AB Komisyonunun, adeta “yeni yıl hediyesi” olarak çevre için büyük bir risk oluşturan nükleer santralleri “yeşil enerji” grubuna dahil etmesi, beklendiği gibi pek çok çevre örgütü ve Yeşil politikacı tarafından tepkiyle karşılandı. Almanya ve Avusturya’da koalisyon ortağı olan Yeşilller partisi plana onay vermeyeceğinin ilk mesajını verdi. Hatta Avusturya’da Çevre Bakanı, hukuksal olarak karara itiraz etmek için gerekli hazırlıklara başlayacaklarını söyledi.
AB Komisyonu ile üye ülkeler arasında yapılan görüşmelerin ardından yılbaşı gecesi gönderilen tasarının aslında bir Alman-Fransız uzlaşması olduğu anlaşılıyor. Her ne kadar bazı yorumlarda tasarının Almanya ve Fransa’yı karşı karşıya getirdiği ileri sürülse de, gerçekte asıl olarak her iki ülkenin ve onların ilgili tekellerinin bundan yararlanacağı anlaşılıyor. Bir sorun olarak görülen Almanya’daki Yeşiller’in itirazının koalisyon ortaklığı için bir tehlike olacağı şeklindeki beklenti ise boş görünüyor. Zira, yeni koalisyon ortağı olan Yeşiller’in AB’nin nükleer ve doğalgaz enerjilerini “yeşil” olarak tanımlaması nedeniyle bozması sürpriz olur.
ÜÇTE İKİ ÇOĞUNLUKLA KARAR VERİLECEK
AB Komisyonu tarafından ülkelere gönderilen tasarı hakkında hükümetlerin 12 Ocak’a kadar görüş bildirmeleri gerekiyor. Gelecek bildirimler üzerinden son halini alacak tasarı daha sonra AB Konseyine sonulacak. Bu konuda bir takvim belirlenmiş değil. AB nüfusunun ve üye ülke sayısının üçte ikisine denk gelecek şekilde AB Zirvesi’nde karar alınması durumunda, Avrupa Parlamentosu’na sunulacak. Avrupa Parlamentosu’nda en az 353 milletvekilinin reddetmesi durumunda, AB Komisyonu’nun planları hayata geçirilemeyecek.

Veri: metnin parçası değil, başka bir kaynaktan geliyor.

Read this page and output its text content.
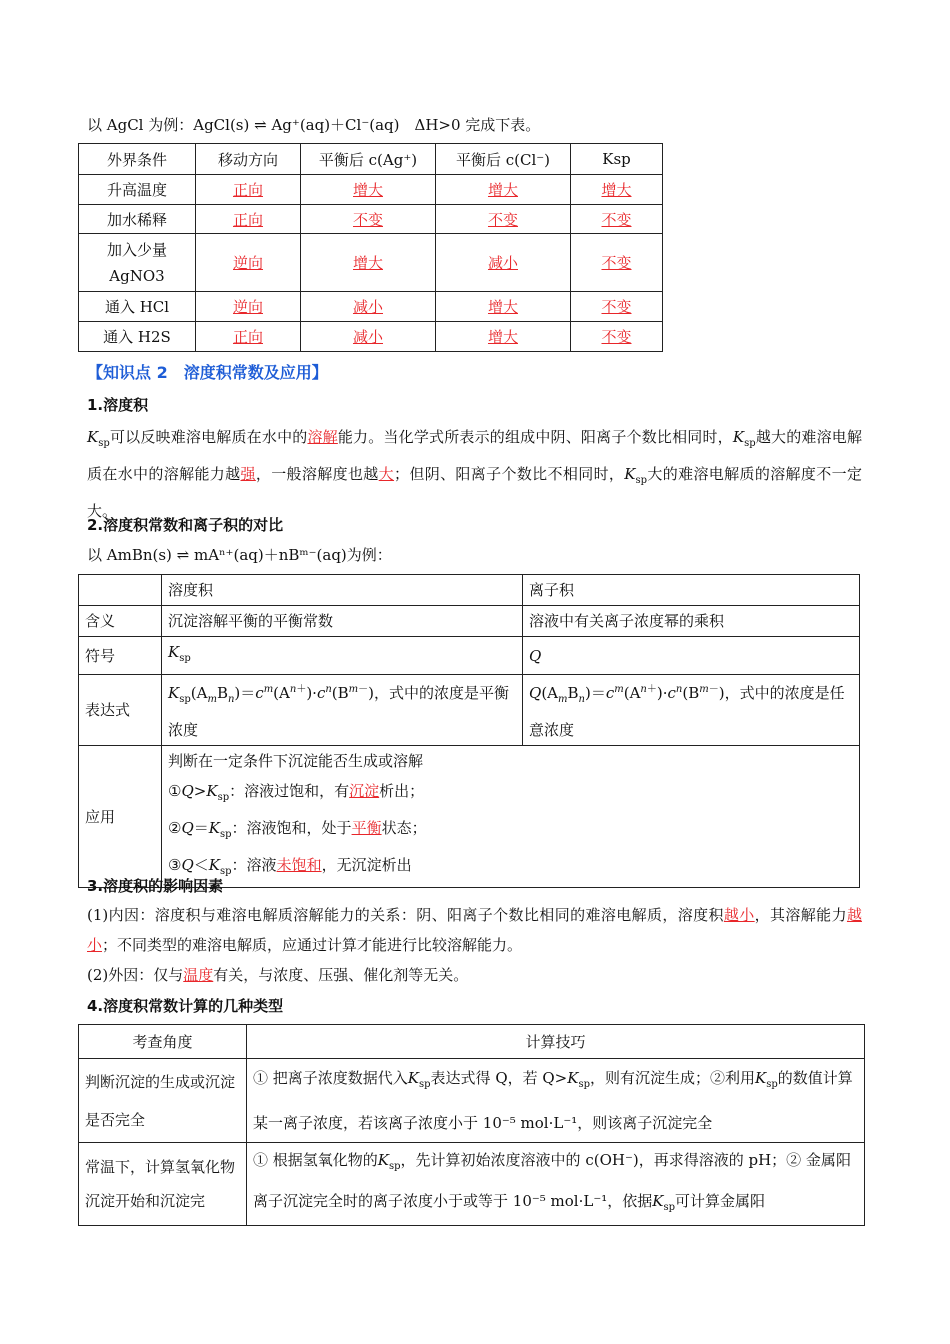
以 AgCl 为例：AgCl(s) ⇌ Ag⁺(aq)＋Cl⁻(aq)　ΔH>0 完成下表。
外界条件	移动方向	平衡后 c(Ag⁺)	平衡后 c(Cl⁻)	Ksp
升高温度	正向	增大	增大	增大
加水稀释	正向	不变	不变	不变
加入少量 AgNO3	逆向	增大	减小	不变
通入 HCl	逆向	减小	增大	不变
通入 H2S	正向	减小	增大	不变
【知识点 2　溶度积常数及应用】
1.溶度积
$K_{sp}$可以反映难溶电解质在水中的溶解能力。当化学式所表示的组成中阴、阳离子个数比相同时，$K_{sp}$越大的难溶电解质在水中的溶解能力越强，一般溶解度也越大；但阴、阳离子个数比不相同时，$K_{sp}$大的难溶电解质的溶解度不一定大。
2.溶度积常数和离子积的对比
以 AmBn(s) ⇌ mAⁿ⁺(aq)＋nBᵐ⁻(aq)为例：
	溶度积	离子积
含义	沉淀溶解平衡的平衡常数	溶液中有关离子浓度幂的乘积
符号	$K_{sp}$	Q
表达式	$K_{sp}(A_mB_n)=c^m(A^{n+})\cdot c^n(B^{m-})$，式中的浓度是平衡浓度	$Q(A_mB_n)=c^m(A^{n+})\cdot c^n(B^{m-})$，式中的浓度是任意浓度
应用	判断在一定条件下沉淀能否生成或溶解
$①Q>K_{sp}$：溶液过饱和，有沉淀析出；
$②Q=K_{sp}$：溶液饱和，处于平衡状态；
$③Q<K_{sp}$：溶液未饱和，无沉淀析出	
3.溶度积的影响因素
(1)内因：溶度积与难溶电解质溶解能力的关系：阴、阳离子个数比相同的难溶电解质，溶度积越小，其溶解能力越小；不同类型的难溶电解质，应通过计算才能进行比较溶解能力。
(2)外因：仅与温度有关，与浓度、压强、催化剂等无关。
4.溶度积常数计算的几种类型
考查角度	计算技巧
判断沉淀的生成或沉淀是否完全	① 把离子浓度数据代入$K_{sp}$表达式得 Q，若 $Q>K_{sp}$，则有沉淀生成；②利用$K_{sp}$的数值计算某一离子浓度，若该离子浓度小于 10⁻⁵ mol·L⁻¹，则该离子沉淀完全
常温下，计算氢氧化物沉淀开始和沉淀完	① 根据氢氧化物的$K_{sp}$，先计算初始浓度溶液中的 c(OH⁻)，再求得溶液的 pH；② 金属阳离子沉淀完全时的离子浓度小于或等于 10⁻⁵ mol·L⁻¹，依据$K_{sp}$可计算金属阳
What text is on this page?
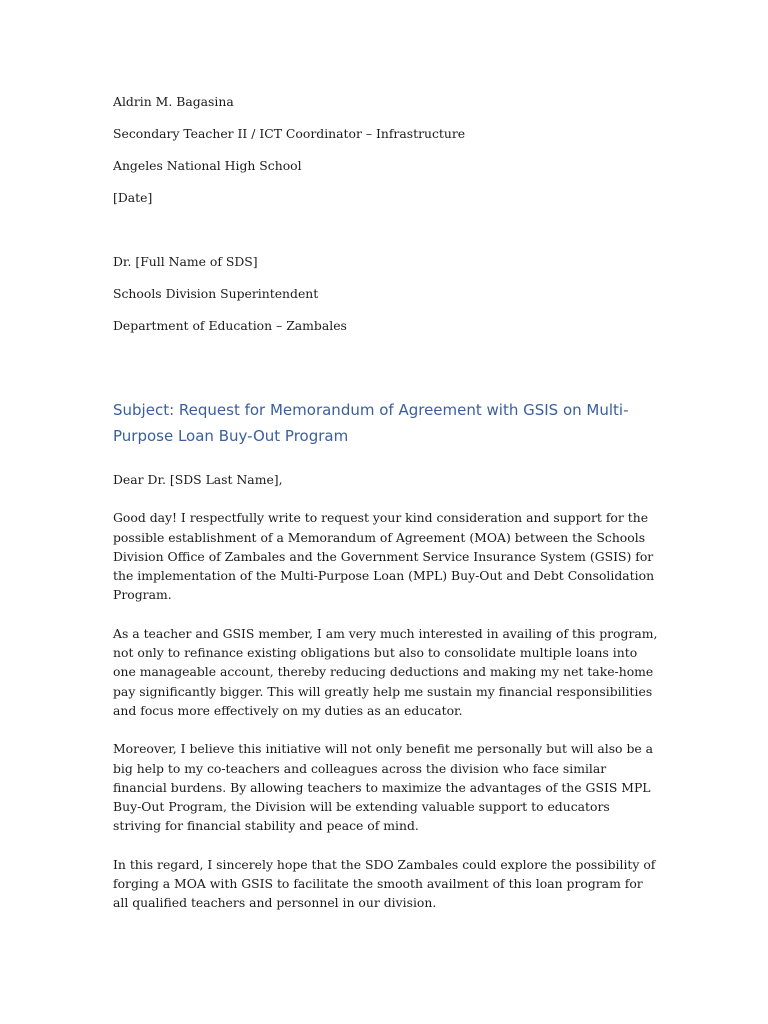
Aldrin M. Bagasina

Secondary Teacher II / ICT Coordinator – Infrastructure

Angeles National High School

[Date]

Dr. [Full Name of SDS]

Schools Division Superintendent

Department of Education – Zambales

Subject: Request for Memorandum of Agreement with GSIS on Multi-Purpose Loan Buy-Out Program

Dear Dr. [SDS Last Name],

Good day! I respectfully write to request your kind consideration and support for the possible establishment of a Memorandum of Agreement (MOA) between the Schools Division Office of Zambales and the Government Service Insurance System (GSIS) for the implementation of the Multi-Purpose Loan (MPL) Buy-Out and Debt Consolidation Program.

As a teacher and GSIS member, I am very much interested in availing of this program, not only to refinance existing obligations but also to consolidate multiple loans into one manageable account, thereby reducing deductions and making my net take-home pay significantly bigger. This will greatly help me sustain my financial responsibilities and focus more effectively on my duties as an educator.

Moreover, I believe this initiative will not only benefit me personally but will also be a big help to my co-teachers and colleagues across the division who face similar financial burdens. By allowing teachers to maximize the advantages of the GSIS MPL Buy-Out Program, the Division will be extending valuable support to educators striving for financial stability and peace of mind.

In this regard, I sincerely hope that the SDO Zambales could explore the possibility of forging a MOA with GSIS to facilitate the smooth availment of this loan program for all qualified teachers and personnel in our division.
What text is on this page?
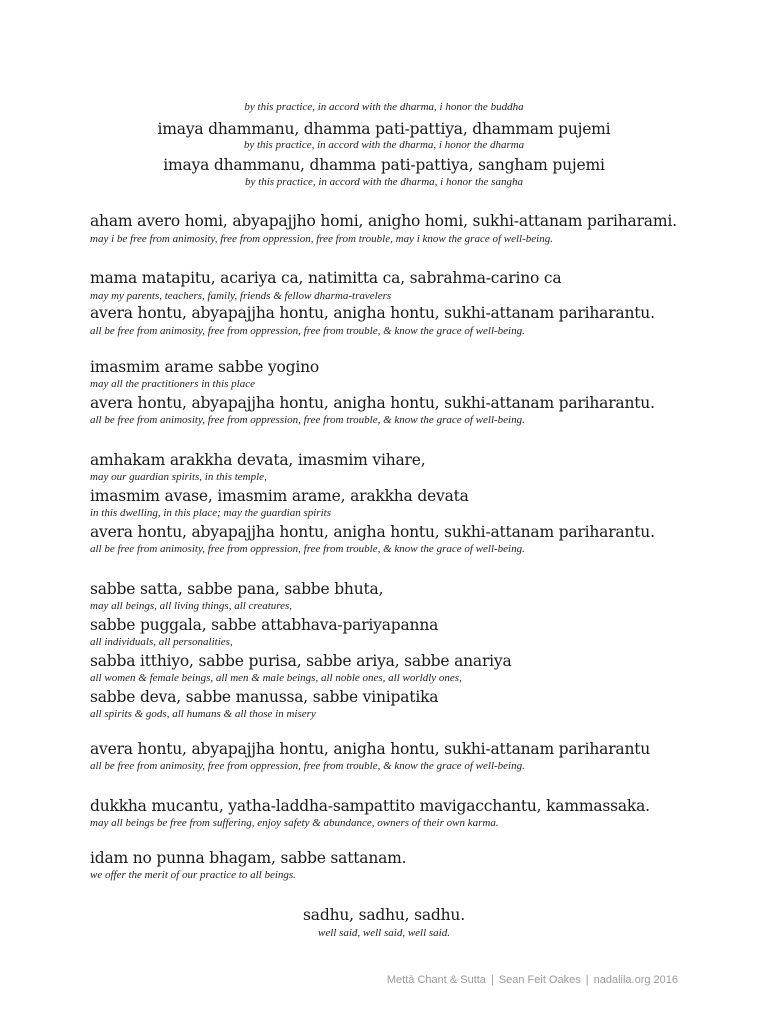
by this practice, in accord with the dharma, i honor the buddha

imaya dhammanu, dhamma pati-pattiya, dhammam pujemi

by this practice, in accord with the dharma, i honor the dharma

imaya dhammanu, dhamma pati-pattiya, sangham pujemi

by this practice, in accord with the dharma, i honor the sangha

aham avero homi, abyapajjho homi, anigho homi, sukhi-attanam pariharami.

may i be free from animosity, free from oppression, free from trouble, may i know the grace of well-being.

mama matapitu, acariya ca, natimitta ca, sabrahma-carino ca

may my parents, teachers, family, friends & fellow dharma-travelers

avera hontu, abyapajjha hontu, anigha hontu, sukhi-attanam pariharantu.

all be free from animosity, free from oppression, free from trouble, & know the grace of well-being.

imasmim arame sabbe yogino

may all the practitioners in this place

avera hontu, abyapajjha hontu, anigha hontu, sukhi-attanam pariharantu.

all be free from animosity, free from oppression, free from trouble, & know the grace of well-being.

amhakam arakkha devata, imasmim vihare,

may our guardian spirits, in this temple,

imasmim avase, imasmim arame, arakkha devata

in this dwelling, in this place; may the guardian spirits

avera hontu, abyapajjha hontu, anigha hontu, sukhi-attanam pariharantu.

all be free from animosity, free from oppression, free from trouble, & know the grace of well-being.

sabbe satta, sabbe pana, sabbe bhuta,

may all beings, all living things, all creatures,

sabbe puggala, sabbe attabhava-pariyapanna

all individuals, all personalities,

sabba itthiyo, sabbe purisa, sabbe ariya, sabbe anariya

all women & female beings, all men & male beings, all noble ones, all worldly ones,

sabbe deva, sabbe manussa, sabbe vinipatika

all spirits & gods, all humans & all those in misery

avera hontu, abyapajjha hontu, anigha hontu, sukhi-attanam pariharantu

all be free from animosity, free from oppression, free from trouble, & know the grace of well-being.

dukkha mucantu, yatha-laddha-sampattito mavigacchantu, kammassaka.

may all beings be free from suffering, enjoy safety & abundance, owners of their own karma.

idam no punna bhagam, sabbe sattanam.

we offer the merit of our practice to all beings.

sadhu, sadhu, sadhu.

well said, well said, well said.

Mettā Chant & Sutta | Sean Feit Oakes | nadalila.org 2016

Ancak bu pek gerçekçi görünmüyor.
Özellikle Fransa, Polonya, Hollanda ve bir çok Doğu Avrupa ülkesi özellikle nükleer enerjinin kullanılmasından yana. Bu nedenle AB’nin özellikle insanlık için ciddi bir sorun olduğu birçok kez görülen nükleeri “yeşil enerji” olarak tanımlaması çok uzak görünmüyor.

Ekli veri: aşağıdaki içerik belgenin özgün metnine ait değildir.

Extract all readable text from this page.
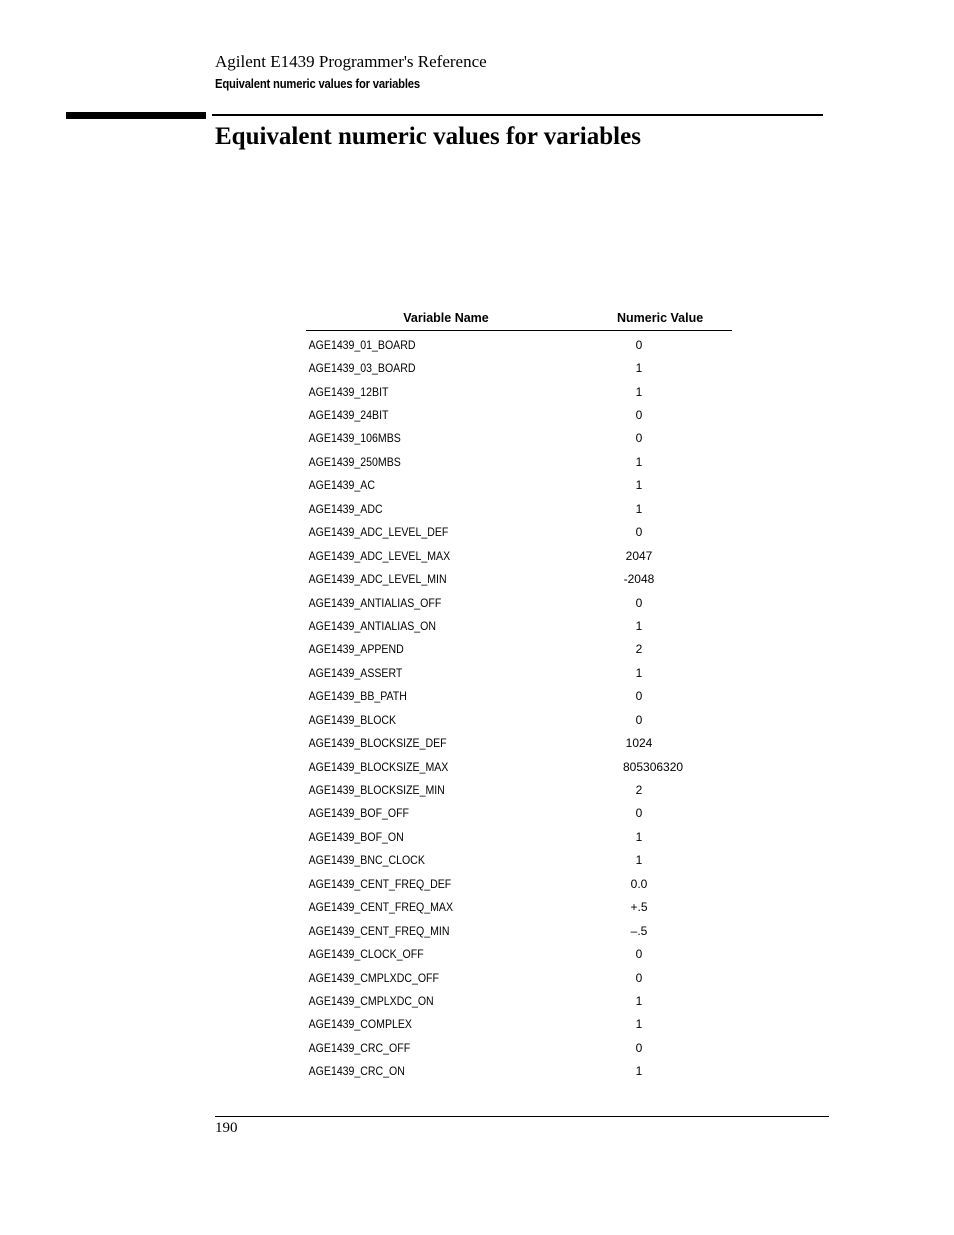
Agilent E1439 Programmer's Reference
Equivalent numeric values for variables
Equivalent numeric values for variables
Variable Name	Numeric Value
AGE1439_01_BOARD	0
AGE1439_03_BOARD	1
AGE1439_12BIT	1
AGE1439_24BIT	0
AGE1439_106MBS	0
AGE1439_250MBS	1
AGE1439_AC	1
AGE1439_ADC	1
AGE1439_ADC_LEVEL_DEF	0
AGE1439_ADC_LEVEL_MAX	2047
AGE1439_ADC_LEVEL_MIN	-2048
AGE1439_ANTIALIAS_OFF	0
AGE1439_ANTIALIAS_ON	1
AGE1439_APPEND	2
AGE1439_ASSERT	1
AGE1439_BB_PATH	0
AGE1439_BLOCK	0
AGE1439_BLOCKSIZE_DEF	1024
AGE1439_BLOCKSIZE_MAX	805306320
AGE1439_BLOCKSIZE_MIN	2
AGE1439_BOF_OFF	0
AGE1439_BOF_ON	1
AGE1439_BNC_CLOCK	1
AGE1439_CENT_FREQ_DEF	0.0
AGE1439_CENT_FREQ_MAX	+.5
AGE1439_CENT_FREQ_MIN	–.5
AGE1439_CLOCK_OFF	0
AGE1439_CMPLXDC_OFF	0
AGE1439_CMPLXDC_ON	1
AGE1439_COMPLEX	1
AGE1439_CRC_OFF	0
AGE1439_CRC_ON	1
190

Bu aynı zamanda, AB yöneticileri tarafından çevre, doğa ve küresel ısınma konusunda sarf edilen onca lafın boş, asıl belirleyici olanın ise sermayenin çıkarlarının olduğu ortada. Yıllardın nükleer santrallere, küresel ısınmaya, doğanın talen edilmesine karşı çıkan güçlerin olanları sineye çekip seyirci kalması ise mümkün değil.